It is easy to forget that the way things are now is not the way they have always been, which means the way things are now is not how they will be in the future. For instance, the giant book stores that are going out of business never existed forty years ago. For most of the post-war period, there were mall shops to sell best sellers and popular stuff and there were boutique book shops for the stuff aimed at serious readers.
Then with the invention of free money from the global financial system, every town in America suddenly had a massive book superstore. Barnes & Noble started out a rickety old warehouse in Boston. With free money, they built book warehouses all over the country. The story is similar with Borders Books, which started in Michigan. Now, they are going under as people remember that they don’t really read that much after all.
The same is true of casual dining. Thirty years ago, casual dining meant a local joint run by local people, often foreigners. Immigrants could start a restaurant, because it required more labor than capital. They could make it a family business. Then all of a sudden we are flooded with massive chains like Olive Garden and Red Lobster. Now it appears they may be following the path of Borders and Barnes & Noble.
In a move sure to set the culinary world and classy guys everywhere reeling, Darden has announced that it will either sell or spin off its Red Lobster restaurants.
Adding to the devastation, the company, which also runs Olive Garden and other fine-dining establishments, said it will suspend the opening of new Olive Garden locations and slow down new locations for LongHorn Steakhouses.
Why, you ask? Dear God, why??
Because Darden isn’t doing so good. It seems that consumers are turning their noses up at hoity-toity sit-down places like Red Lobster and Olive Garden these days in favor of cheaper chains like Chipotle.
Darden is one of the largest companies in the casual dining industry, with a market value of $6.7 billion, but its core chains have had stagnant growth, according to The New York Times.
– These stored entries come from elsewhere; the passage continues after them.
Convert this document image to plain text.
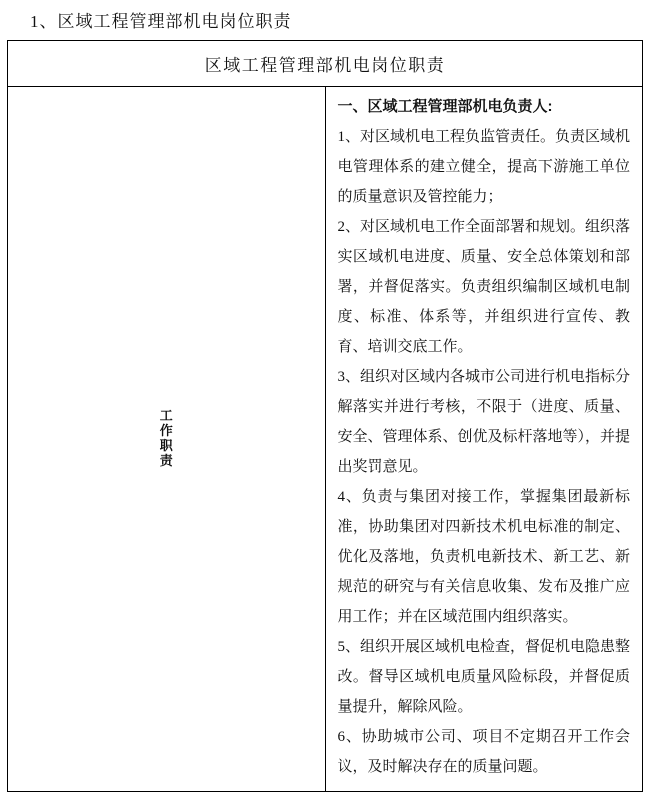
1、区域工程管理部机电岗位职责
区域工程管理部机电岗位职责
工作职责	

一、区域工程管理部机电负责人:

1、对区域机电工程负监管责任。负责区域机电管理体系的建立健全，提高下游施工单位的质量意识及管控能力；

2、对区域机电工作全面部署和规划。组织落实区域机电进度、质量、安全总体策划和部署，并督促落实。负责组织编制区域机电制度、标准、体系等，并组织进行宣传、教育、培训交底工作。

3、组织对区域内各城市公司进行机电指标分解落实并进行考核，不限于（进度、质量、安全、管理体系、创优及标杆落地等），并提出奖罚意见。

4、负责与集团对接工作，掌握集团最新标准，协助集团对四新技术机电标准的制定、优化及落地，负责机电新技术、新工艺、新规范的研究与有关信息收集、发布及推广应用工作；并在区域范围内组织落实。

5、组织开展区域机电检查，督促机电隐患整改。督导区域机电质量风险标段，并督促质量提升，解除风险。

6、协助城市公司、项目不定期召开工作会议，及时解决存在的质量问题。
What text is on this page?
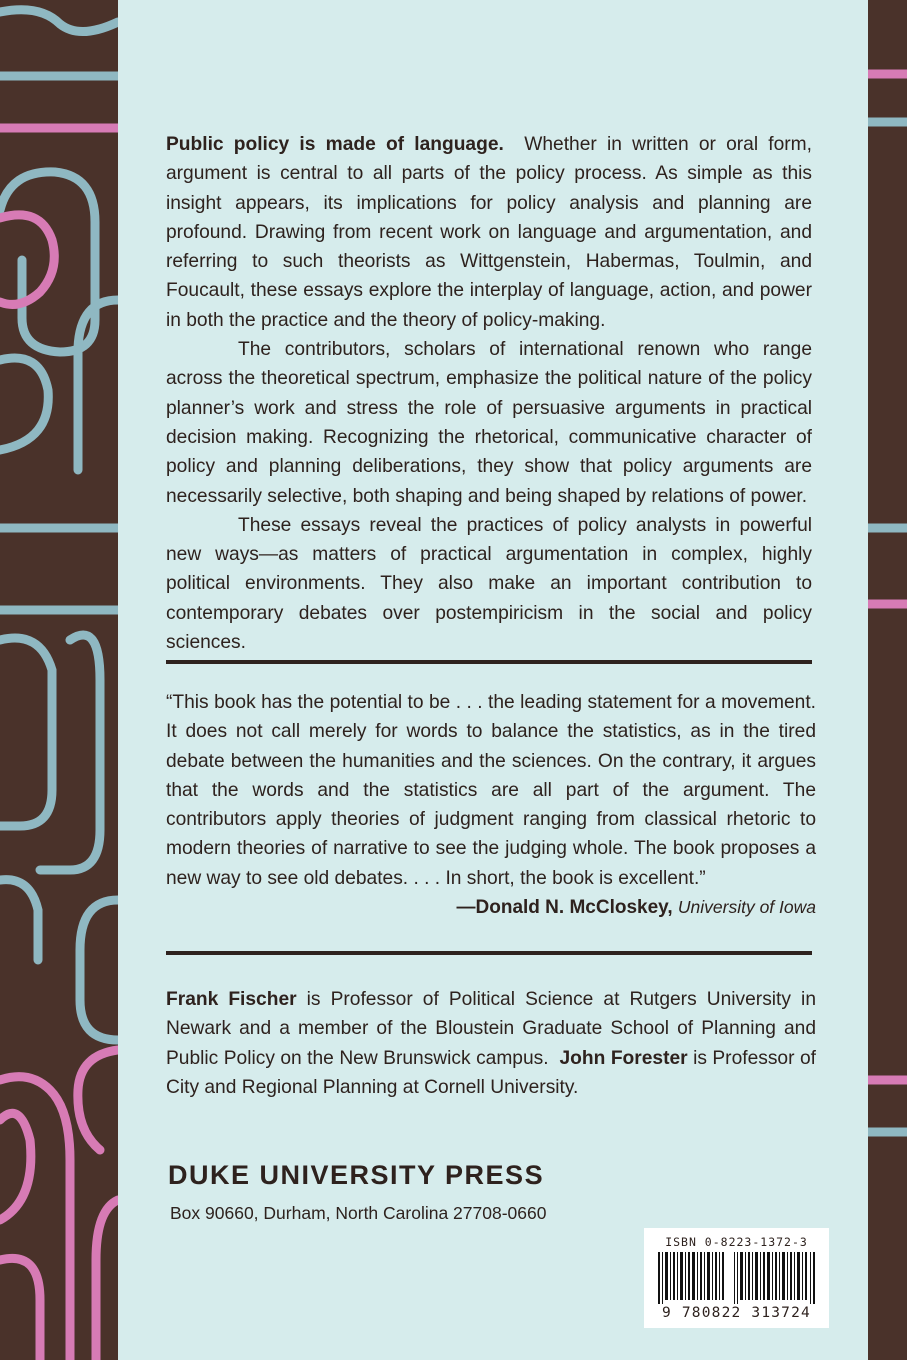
Public policy is made of language. Whether in written or oral form, argument is central to all parts of the policy process. As simple as this insight appears, its implications for policy analysis and planning are profound. Drawing from recent work on language and argumentation, and referring to such theorists as Wittgenstein, Habermas, Toulmin, and Foucault, these essays explore the interplay of language, action, and power in both the practice and the theory of policy-making.

The contributors, scholars of international renown who range across the theoretical spectrum, emphasize the political nature of the policy planner’s work and stress the role of persuasive arguments in practical decision making. Recognizing the rhetorical, communicative character of policy and planning deliberations, they show that policy arguments are necessarily selective, both shaping and being shaped by relations of power.

These essays reveal the practices of policy analysts in powerful new ways—as matters of practical argumentation in complex, highly political environments. They also make an important contribution to contemporary debates over postempiricism in the social and policy sciences.

“This book has the potential to be . . . the leading statement for a movement. It does not call merely for words to balance the statistics, as in the tired debate between the humanities and the sciences. On the contrary, it argues that the words and the statistics are all part of the argument. The contributors apply theories of judgment ranging from classical rhetoric to modern theories of narrative to see the judging whole. The book proposes a new way to see old debates. . . . In short, the book is excellent.”

—Donald N. McCloskey, University of Iowa

Frank Fischer is Professor of Political Science at Rutgers University in Newark and a member of the Bloustein Graduate School of Planning and Public Policy on the New Brunswick campus. John Forester is Professor of City and Regional Planning at Cornell University.

DUKE UNIVERSITY PRESS
Box 90660, Durham, North Carolina 27708-0660
ISBN 0-8223-1372-3
9 780822 313724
Last quarter the company experienced a 31 percent drop in net earnings. “The reduced unit growth will lower capital spending by at least $100 million annually,” the company said in a statement.
Red Lobster has 705 restaurants in the United States and Canada and had annual sales of $2.6 billion in 2013, but we guess that wasn’t enough for ol’ Scrooge Darden.
Putting aside the millennial snark from the writer, there could be a bunch of reasons for this that have nothing to do with the economics of chain restaurants. For example, Red Lobster is awful. It’s everything that is wrong with the American diet on the same menu, but made worse somehow. Olive Garden is better, but they tend to be over priced for what you get. Paying $25 for spaghetti seems wrong. In other words, whatever novelty there was to them has worn off and people now realize these places are not very good.
There’s something else going on with big retail. The rise of massive chain stores is due in large part to the credit boom. When you can get money at 2%, you will make different bets than when the money costs 10%. More important, you can make money from things with 2% money that you can’t with 10% money. Big capital projects like restaurant and bookstores can’t exist at borrowing rates at or above historic averages.
Cheap credit allows for a form of pump and dump that cannot exist under normal borrowing conditions. Cheap money allows for massive expansion, where revenue is realized today, but the cost of expansion is pushed off into the future. That draws in more money, allowing the original investors to get their money out with a profit. The chain expands until it runs out of room and then those costs come home.
Interest rates remain artificially depressed, but lending is not as free as we saw for two decades leading up to the crash. Giant corporations can get plenty of credit, but their customers are a different story. The Fed keeps pumping money into the system hoping the clogs eventually break free, but no one know if that will happen, before the consequences of loose money turn up in other parts of the economy.
Even assuming the smart Jews running the global finance system can keep the plates spinning forever, there’s another aspect to this problem. Cheap money allows for cost reductions by eliminating competition. These chain restaurants have killed off the local dine, for example, but rigging the supply chain so they get much lower costs. That works for a while, but there is a natural boundary. Costs never fall below zero.
The free money era feels a lot like a bust out. The boom and bust of giant bookstores, for example, left us with no bookstores. One company, Amazon, now controls 80% of the book business. The boom and bust of chain restaurants is about to leave us with no local restaurants, but soulless chain stores owned by some global capital group. It’s one company operating under a dozen brands, selling the same food.